Pathway to a decarbonised power system by 2035 set out in new report

A new report published by RenewableUK sets out a series of key measures, including market and regulatory reforms, to ensure that the UK moves toward a decarbonised power system by the middle of the next decade, totally phasing out unabated gas generation, as a key step towards achieving the UK’s net zero emissions target by 2050.

The report, called ‘Roadmap to net zero: a manifesto for a fully decarbonised power system by 2035’, urges the Government to accelerate the pace and scale of decarbonisation dramatically, to reduce the UK’s vulnerability to the surging cost of gas by maximising the benefits of our cheapest sources of renewable power and rapidly developing a new green hydrogen industry.

The wide-ranging recommendations include reforming Contracts for Difference to attract more investment, particularly in supply chains. The report notes that although the CfD mechanism has successfully delivered new renewable capacity, the current market set up may not be enough to deliver the volume of projects needed to fully decarbonise by 2035, as surging global demand for offshore wind is increasing competition for investment and putting pressure on supply chains. These global pressures, combined with maturing technology, means that the trend of ever cheaper prices may be at an end. RenewableUK argues that an ‘evolution’ of the CfD is needed to incentivise long-term capital investment in major projects, build up supply chains and continue to provide consumers with clean energy at low and stable prices.

RenewableUK recommends that the Government should consider innovative new policies to make the UK the more attractive for investment in supply chains by, for example, creating new offshore wind enterprise zones where businesses can qualify for tax reliefs or tax credits, as happens in the USA.

Another key measure is that Government and industry should work together to streamline the process for developing new offshore wind sites, bringing together the skills, experience and capacity which is currently spread across a whole range of disparate bodies into a centralised regulatory authority for consenting and licensing.
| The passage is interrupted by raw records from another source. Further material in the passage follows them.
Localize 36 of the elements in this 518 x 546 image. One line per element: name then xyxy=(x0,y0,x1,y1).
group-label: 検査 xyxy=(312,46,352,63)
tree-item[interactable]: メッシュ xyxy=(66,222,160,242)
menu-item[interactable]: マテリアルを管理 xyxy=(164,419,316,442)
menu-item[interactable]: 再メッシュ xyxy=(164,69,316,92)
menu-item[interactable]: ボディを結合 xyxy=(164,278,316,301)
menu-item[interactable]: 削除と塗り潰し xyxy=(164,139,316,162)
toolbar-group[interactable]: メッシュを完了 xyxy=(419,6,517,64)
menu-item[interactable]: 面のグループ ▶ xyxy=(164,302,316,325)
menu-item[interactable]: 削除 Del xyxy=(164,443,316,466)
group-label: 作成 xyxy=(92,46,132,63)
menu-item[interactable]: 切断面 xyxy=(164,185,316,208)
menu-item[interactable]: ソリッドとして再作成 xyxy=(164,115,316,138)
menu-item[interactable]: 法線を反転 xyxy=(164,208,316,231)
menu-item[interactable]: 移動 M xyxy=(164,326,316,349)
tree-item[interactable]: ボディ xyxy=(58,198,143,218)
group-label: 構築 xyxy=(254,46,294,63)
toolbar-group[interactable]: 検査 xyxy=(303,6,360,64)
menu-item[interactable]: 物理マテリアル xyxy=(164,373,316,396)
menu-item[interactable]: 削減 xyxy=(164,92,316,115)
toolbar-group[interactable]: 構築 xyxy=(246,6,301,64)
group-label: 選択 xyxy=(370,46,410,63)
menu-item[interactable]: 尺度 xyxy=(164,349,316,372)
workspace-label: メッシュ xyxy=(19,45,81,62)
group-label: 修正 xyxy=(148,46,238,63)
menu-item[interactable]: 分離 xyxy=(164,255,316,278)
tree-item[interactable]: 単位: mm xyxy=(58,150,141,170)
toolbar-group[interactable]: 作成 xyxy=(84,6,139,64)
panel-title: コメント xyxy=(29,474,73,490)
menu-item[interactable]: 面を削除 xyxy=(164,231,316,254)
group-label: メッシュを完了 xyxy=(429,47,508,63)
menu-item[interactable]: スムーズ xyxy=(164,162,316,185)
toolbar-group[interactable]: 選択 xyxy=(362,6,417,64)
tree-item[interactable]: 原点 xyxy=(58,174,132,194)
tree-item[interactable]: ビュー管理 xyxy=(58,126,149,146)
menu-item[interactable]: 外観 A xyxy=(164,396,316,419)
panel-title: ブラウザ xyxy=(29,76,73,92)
The manifesto also highlights the need for a fundamental redesign of the way we plan and deliver network infrastructure to connect offshore wind farms to the grid, to minimise the impact on local communities. It recommends using the current Offshore Transmission Network Review to establish a long-term solution for planning grid infrastructure.

To maximise deployment, RenewableUK are calling for the Government to review Research and Development funding levels so that support is similar to that available in other key strategic sectors for the economy such as oil & gas, automotive and aerospace.

RenewableUK’s Chief Executive, Dan McGrail, said: Renewables are playing a more important role in our energy system than ever before. The gas crisis and invasion of Ukraine have pushed up the cost of fossil fuels – and consumer bills – to record highs. We need to decarbonise at pace to build a home-grown clean power sector as the cornerstone of the Government’s Energy Security Strategy.

Meeting the target of decarbonising our power system completely by 2035 is our biggest challenge yet, but the industry stands ready to deliver and the recommendations in our manifesto set out exactly how this can be achieved.

Speed and scale are key: we must revolutionise the rate at which we build new projects onshore and offshore. Working closely with Government and local communities, we need to transform the way we plan and regulate our energy system, to make the UK the best place to invest in by reforming the CfD mechanism. This will help us to develop our supply chains and build up whole new industries in innovative technologies like floating wind technology and green hydrogen, which we can export worldwide. If we get this right, we can attract £200 billion in private investment and deliver over 120,000 jobs in wind energy alone over the course of this decade”.

The report was published on the second day of RenewableUK’s Global Offshore Wind 2022 conference and exhibition in Manchester.